C’est en 1231 que le comte de Forez, Guy IV (dont on peut voir
le gisant dans l’église Notre–Dame d’Espérance
de Montbrison), permet à son fidèle vassal, Arnaud
de MARCILLY, d’élever une maison forte à Chalmazel.
Les objectifs sont alors clairs : d’une part, contrôler
la haute vallée du Lignon, modeste voie de passage entre les
provinces du Forez et d’Auvergne par l’actuel col du
Béal, et d’autre part, surveiller la seigneurie de Couzan,
possession de la famille de DAMAS liée à l’empereur
germanique (Renaud de DAMAS n’était pas un vassal sûr
pour le comte de Forez).
Dès 1250, Chalmazel était devenu avec Couzan, Rochefort
et Urfé, l’une des 4 grandes seigneuries à donjon
des « montagnes du soir ».
Après six générations de MARCILLY, il passe
par mariage à la famille des TALARU.
Antoine de MARCILLY (8ème seigneur de Chalmazel) meurt à 25
ans, sans postérité.
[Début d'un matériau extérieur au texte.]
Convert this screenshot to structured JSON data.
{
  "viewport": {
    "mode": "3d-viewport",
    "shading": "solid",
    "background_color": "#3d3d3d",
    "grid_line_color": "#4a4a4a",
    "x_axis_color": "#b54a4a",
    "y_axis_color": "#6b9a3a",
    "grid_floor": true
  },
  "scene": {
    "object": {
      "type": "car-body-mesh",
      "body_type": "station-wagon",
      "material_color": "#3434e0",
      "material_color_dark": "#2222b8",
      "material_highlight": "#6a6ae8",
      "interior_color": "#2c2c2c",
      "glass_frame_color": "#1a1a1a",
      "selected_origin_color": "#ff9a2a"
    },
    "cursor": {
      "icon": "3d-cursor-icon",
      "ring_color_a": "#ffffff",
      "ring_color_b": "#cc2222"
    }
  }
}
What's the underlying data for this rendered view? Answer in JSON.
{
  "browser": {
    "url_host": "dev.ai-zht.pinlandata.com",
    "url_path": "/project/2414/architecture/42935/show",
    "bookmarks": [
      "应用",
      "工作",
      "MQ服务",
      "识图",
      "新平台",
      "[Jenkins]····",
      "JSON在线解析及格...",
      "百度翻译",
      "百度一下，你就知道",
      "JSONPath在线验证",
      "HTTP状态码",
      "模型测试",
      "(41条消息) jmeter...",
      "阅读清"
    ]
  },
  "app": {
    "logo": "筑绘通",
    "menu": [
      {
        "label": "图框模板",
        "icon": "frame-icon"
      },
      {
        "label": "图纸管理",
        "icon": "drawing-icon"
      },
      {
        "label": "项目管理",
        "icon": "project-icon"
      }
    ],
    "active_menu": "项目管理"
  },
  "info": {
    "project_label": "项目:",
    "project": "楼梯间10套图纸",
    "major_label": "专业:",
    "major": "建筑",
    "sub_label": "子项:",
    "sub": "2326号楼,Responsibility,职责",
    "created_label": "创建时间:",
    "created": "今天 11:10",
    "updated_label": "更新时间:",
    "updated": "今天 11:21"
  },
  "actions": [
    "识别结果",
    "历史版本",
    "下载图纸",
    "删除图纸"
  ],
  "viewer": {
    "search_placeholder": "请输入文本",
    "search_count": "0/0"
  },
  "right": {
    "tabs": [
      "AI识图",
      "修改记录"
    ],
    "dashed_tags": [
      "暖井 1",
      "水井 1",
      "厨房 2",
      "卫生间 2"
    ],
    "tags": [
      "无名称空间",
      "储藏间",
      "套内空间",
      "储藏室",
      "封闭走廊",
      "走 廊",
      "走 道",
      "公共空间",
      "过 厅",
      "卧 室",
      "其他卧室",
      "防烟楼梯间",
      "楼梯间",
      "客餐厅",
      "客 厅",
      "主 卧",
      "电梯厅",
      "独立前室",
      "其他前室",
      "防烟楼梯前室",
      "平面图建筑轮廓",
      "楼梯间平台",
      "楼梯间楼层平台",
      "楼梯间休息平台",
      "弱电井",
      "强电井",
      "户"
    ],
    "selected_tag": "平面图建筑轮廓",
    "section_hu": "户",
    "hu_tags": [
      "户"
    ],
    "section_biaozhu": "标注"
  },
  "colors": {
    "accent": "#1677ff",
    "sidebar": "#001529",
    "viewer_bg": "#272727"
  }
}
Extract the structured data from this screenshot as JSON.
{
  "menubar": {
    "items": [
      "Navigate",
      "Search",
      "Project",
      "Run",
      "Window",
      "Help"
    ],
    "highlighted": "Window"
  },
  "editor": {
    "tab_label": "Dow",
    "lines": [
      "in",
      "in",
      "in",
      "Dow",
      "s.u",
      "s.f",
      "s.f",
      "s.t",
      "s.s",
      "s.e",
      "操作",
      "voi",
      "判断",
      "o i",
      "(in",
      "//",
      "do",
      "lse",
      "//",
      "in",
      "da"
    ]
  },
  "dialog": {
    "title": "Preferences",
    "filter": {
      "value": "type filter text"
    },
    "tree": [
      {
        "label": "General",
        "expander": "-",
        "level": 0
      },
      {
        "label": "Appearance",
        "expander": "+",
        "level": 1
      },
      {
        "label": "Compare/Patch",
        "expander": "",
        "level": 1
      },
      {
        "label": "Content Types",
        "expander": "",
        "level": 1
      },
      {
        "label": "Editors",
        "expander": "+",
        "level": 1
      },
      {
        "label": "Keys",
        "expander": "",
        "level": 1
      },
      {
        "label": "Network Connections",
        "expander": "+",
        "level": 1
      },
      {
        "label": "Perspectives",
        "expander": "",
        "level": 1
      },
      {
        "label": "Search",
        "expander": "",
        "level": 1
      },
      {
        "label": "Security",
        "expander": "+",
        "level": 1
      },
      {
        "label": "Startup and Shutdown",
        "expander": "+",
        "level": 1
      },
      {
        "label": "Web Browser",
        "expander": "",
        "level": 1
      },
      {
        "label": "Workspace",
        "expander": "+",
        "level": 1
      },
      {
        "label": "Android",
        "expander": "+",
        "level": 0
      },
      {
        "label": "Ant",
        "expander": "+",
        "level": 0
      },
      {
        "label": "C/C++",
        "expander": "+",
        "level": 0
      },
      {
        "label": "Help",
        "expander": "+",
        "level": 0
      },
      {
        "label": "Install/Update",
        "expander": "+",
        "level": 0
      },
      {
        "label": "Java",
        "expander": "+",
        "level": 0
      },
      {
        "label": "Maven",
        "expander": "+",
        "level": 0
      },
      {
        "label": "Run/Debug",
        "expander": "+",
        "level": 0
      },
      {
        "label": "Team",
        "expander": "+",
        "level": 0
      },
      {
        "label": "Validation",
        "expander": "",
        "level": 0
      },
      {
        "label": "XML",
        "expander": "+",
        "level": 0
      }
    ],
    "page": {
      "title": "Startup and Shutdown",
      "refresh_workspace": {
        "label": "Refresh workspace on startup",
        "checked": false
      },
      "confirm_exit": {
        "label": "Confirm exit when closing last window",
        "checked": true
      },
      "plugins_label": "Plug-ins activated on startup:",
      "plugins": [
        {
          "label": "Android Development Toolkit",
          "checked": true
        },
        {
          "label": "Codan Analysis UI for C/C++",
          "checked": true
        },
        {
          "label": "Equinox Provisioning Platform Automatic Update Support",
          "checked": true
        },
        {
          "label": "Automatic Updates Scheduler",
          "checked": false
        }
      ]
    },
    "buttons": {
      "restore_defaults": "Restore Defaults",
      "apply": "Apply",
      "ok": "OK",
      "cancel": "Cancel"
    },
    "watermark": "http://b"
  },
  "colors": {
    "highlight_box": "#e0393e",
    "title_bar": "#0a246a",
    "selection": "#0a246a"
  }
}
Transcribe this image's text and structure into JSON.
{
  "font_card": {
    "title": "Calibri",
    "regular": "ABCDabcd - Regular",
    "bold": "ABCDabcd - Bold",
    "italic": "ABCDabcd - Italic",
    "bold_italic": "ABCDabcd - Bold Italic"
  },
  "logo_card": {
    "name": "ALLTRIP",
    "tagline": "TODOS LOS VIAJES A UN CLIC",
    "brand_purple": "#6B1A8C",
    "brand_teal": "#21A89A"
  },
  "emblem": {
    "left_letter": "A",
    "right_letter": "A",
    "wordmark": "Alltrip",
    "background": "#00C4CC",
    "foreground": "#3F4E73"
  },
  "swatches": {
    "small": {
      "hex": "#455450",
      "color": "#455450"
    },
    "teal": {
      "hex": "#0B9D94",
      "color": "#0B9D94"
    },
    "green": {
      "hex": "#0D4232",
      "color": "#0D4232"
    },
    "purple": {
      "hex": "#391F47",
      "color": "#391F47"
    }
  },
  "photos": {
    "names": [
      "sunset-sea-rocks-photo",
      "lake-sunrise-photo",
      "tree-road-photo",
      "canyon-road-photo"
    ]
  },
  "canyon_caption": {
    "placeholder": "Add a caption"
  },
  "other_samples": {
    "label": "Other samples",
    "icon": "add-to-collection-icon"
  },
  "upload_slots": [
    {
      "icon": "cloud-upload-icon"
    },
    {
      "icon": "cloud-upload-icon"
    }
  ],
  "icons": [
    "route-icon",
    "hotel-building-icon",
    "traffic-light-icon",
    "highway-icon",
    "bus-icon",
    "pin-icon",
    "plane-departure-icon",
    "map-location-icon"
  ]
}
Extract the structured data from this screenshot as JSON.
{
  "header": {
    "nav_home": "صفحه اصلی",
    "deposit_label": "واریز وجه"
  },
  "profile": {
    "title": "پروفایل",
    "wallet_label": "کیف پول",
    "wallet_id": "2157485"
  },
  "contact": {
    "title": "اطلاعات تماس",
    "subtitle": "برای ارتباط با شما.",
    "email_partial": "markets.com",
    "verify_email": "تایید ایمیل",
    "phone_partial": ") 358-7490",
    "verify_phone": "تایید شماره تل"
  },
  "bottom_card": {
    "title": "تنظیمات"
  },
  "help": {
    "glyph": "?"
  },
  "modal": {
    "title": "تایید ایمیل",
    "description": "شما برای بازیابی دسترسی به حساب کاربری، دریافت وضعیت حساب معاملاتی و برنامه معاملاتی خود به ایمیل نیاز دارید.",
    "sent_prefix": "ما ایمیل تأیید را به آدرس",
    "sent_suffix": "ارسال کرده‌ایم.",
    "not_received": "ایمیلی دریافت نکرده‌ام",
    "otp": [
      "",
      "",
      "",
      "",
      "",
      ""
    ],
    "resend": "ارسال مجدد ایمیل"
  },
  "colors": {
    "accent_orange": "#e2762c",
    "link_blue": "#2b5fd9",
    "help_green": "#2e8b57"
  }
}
Ses biens sont partagés
entre son oncle, prieur d’Arnas, et ses quatre sœurs.
Sa sœur
Béatrice reçut le château de CHALMAZEL et tous
les biens des MARCILLY situés à l’0uest de
la Loire. Elle avait épousé en 1364 Mathieu de TALARU,
et ils devaient reprendre le nom et les armes de Chalmazel. C’est
donc ainsi que le château passa des Marcilly aux Talaru.
C’est Isabelle (femme de Blain le Loup, seigneur de Beauvoir),
sœur de Béatrice, qui avait hérité des
biens situés à l’Est de la Loire. Mais ceux-ci
les revendirent avant 1375 aux TALARU et, en 1381, la mère
de Béatrice fit de sa fille son héritière,
si bien qu’à cette date, Béatrice et Mathieu
de TALARU étaient en possession de l’héritage
reconstitué des Marcilly.
L’année suivante, en 1382, Mathieu et Béatrice
meurent tous deux, probablement victimes d’une épidémie.
Pendant 468 ans, Chalmazel est aux TALARU, mais c’est bien
la même lignée qui se perpétue des MARCILLY
aux TALARU. C’est alors 14 générations de TALARU
qui se succèdent.
La famille des TALARU, implantée depuis le XIVème
siècle, était originaire du Lyonnais. Elle formait
alors un modeste lignage et fit, en 1370, une soudaine fortune
en fournissant un archevêque à l’église
primatiale de Lyon et en héritant du château de Chalmazel.
C’est alors une brillante ascension.
A la fin du XVIème siècle, les TALARU descendent
de leur « nid d’aigle » pour le château
de Saint Marcel de Félines dont ils avaient hérité par
mariage en 1559. Ainsi comme les d’Urfé, descendus
des Cornes d’Urfé à la Bastie, on passe du
château fort au château renaissance.
Les TALARU ne sont plus les féodaux batailleurs du 13ème
siècle retranchés à Chalmazel : ils servent
le roi dans ses armées (le Forez ayant été incorporé au
royaume de France).
Ils continuent par ailleurs à fournir abondamment l’Eglise
de Lyon en chanoines-comtes et les couvents en moines et moniales.
Le XVIIIème siècle est marqué pour les TALARU
par un nouvel accroissement de prestige et de fortune. Ils avaient
hérité par mariage du château de Chamarande
(près d’Arpajon, au sud de Paris). Ils résident
soit à Chamarande, soit à Versailles (Louis de TALARU,
marquis de Chalmazel et comte de Chamarande est colonel du régiment
Talaru-infanterie, mais aussi premier maître d’hôtel
de la Reine, conseiller d’Etat, chevalier des ordres du roi,
gouverneur de Phalsbourg et de Sarrebourg).
C’est une famille à son apogée que va frapper
la révolution française.
Louis Justin de TALARU, dernier du nom est né à Paris
en 1769, il a donc 20 ans à l’époque ou éclate
la révolution. Son père était mort depuis
un an, sa mère était à la Cour de Versailles,
dame d’honneur de Madame Adélaïde de France,
tante du roi Louis XVI. Il commençait une carrière
militaire et réussit à échapper à la
révolution (le journaliste Beauregard, qui écrivit
une notice biographique sur lui dit : « il ne se mêla
point au mouvement et aux affaires de la première révolution
et il dut à son caractère conciliant, et surtout à son âme
généreuse et bienfaisante de ne pas être inquiété pendant
les temps d’orage et de persécutions. Il fit dans
sa jeunesse quelques voyages, principalement en Espagne et au Portugal. ».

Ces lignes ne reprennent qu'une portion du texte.